The truth is changing education is hard, and the way we're going to succeed's fundamentally something I believe that we should really be focusing on as a society is improving education, education outcomes. All the positive changes we need to see to tackle the incredible challenges that are upcoming for us as a species are going to happen through education. But for that to happen, we need to make education evolve, and for education to evolve, we need to all work together.

So the association is interesting because it's like a coopetition [laughs] in a sense. All these entrepreneurs we're all competing for the same budget dollars, but we're looking at education problems in different ways.
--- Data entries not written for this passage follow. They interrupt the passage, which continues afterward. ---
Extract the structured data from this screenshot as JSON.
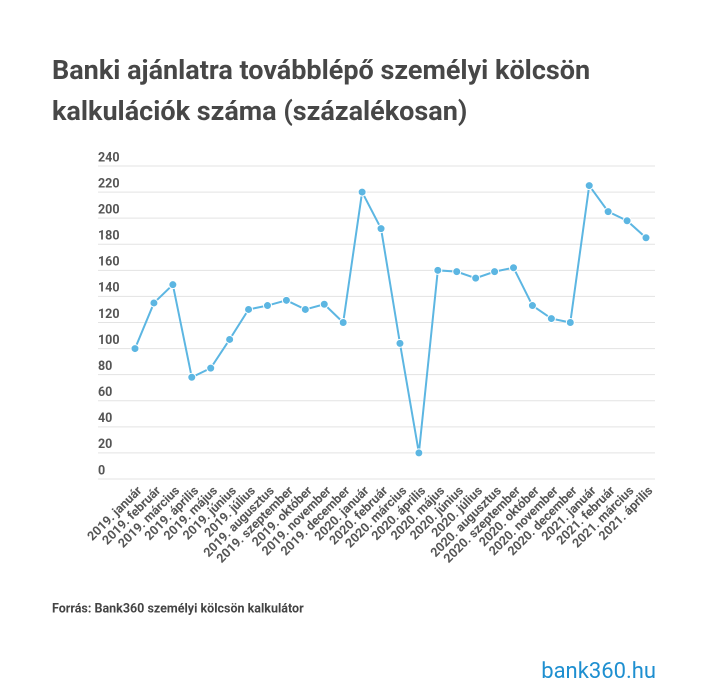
{
  "chart_data": {
    "type": "line",
    "title": [
      "Banki ajánlatra továbblépő személyi kölcsön",
      "kalkulációk száma (százalékosan)"
    ],
    "categories": [
      "2019. január",
      "2019. február",
      "2019. március",
      "2019. április",
      "2019. május",
      "2019. június",
      "2019. július",
      "2019. augusztus",
      "2019. szeptember",
      "2019. október",
      "2019. november",
      "2019. december",
      "2020. január",
      "2020. február",
      "2020. március",
      "2020. április",
      "2020. május",
      "2020. június",
      "2020. július",
      "2020. augusztus",
      "2020. szeptember",
      "2020. október",
      "2020. november",
      "2020. december",
      "2021. január",
      "2021. február",
      "2021. március",
      "2021. április"
    ],
    "values": [
      100,
      135,
      149,
      78,
      85,
      107,
      130,
      133,
      137,
      130,
      134,
      120,
      220,
      192,
      104,
      20,
      160,
      159,
      154,
      159,
      162,
      133,
      123,
      120,
      225,
      205,
      198,
      185
    ],
    "color": "#5cb6e2",
    "ylim": [
      0,
      240
    ],
    "yticks": [
      0,
      20,
      40,
      60,
      80,
      100,
      120,
      140,
      160,
      180,
      200,
      220,
      240
    ],
    "grid": true,
    "source": "Forrás: Bank360 személyi kölcsön kalkulátor",
    "logo": "bank360.hu"
  }
}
And if we're more successful as an industry, individually, everybody's going to be more successful, and more kids are going to be impacted. So I just believe that and this is true specifically for education, but I do believe this for any vertical. If businesses are collaborating to elevate, if the water rises, everybody's boat goes up. I really believe that that's true in business in general and in education in particular.

VICTORIA: It reminds me when I was at Pluribus Digital in my last position. We were a part of the Digital Services Coalition, which is another coopetition group of federal contractors who are going after the same money. But we are all trying to see the government be better, part of that collaboration which sounds like what Classcraft is all about too. We're all in it together. [laughs]

SHAWN: Yeah. And if that's not the case, especially for incumbents, then what happens is status quo. And for startups, for tech companies, usually the status quo [laughs] is bad. That's where you're trying to generate opportunity from. But sometimes the systems that are there, government systems in particular...we've seen a lot in health as well over the last few years in clean tech. All of these impact tech sectors part of what they're fighting against are market forces of status quo. And so it's only by all working together that we can really move that.

VICTORIA: Yeah, absolutely. I'm sure we could keep talking about that for a long time. [laughs] But unless you have anything else you'd like to share, I'll go ahead and wrap up.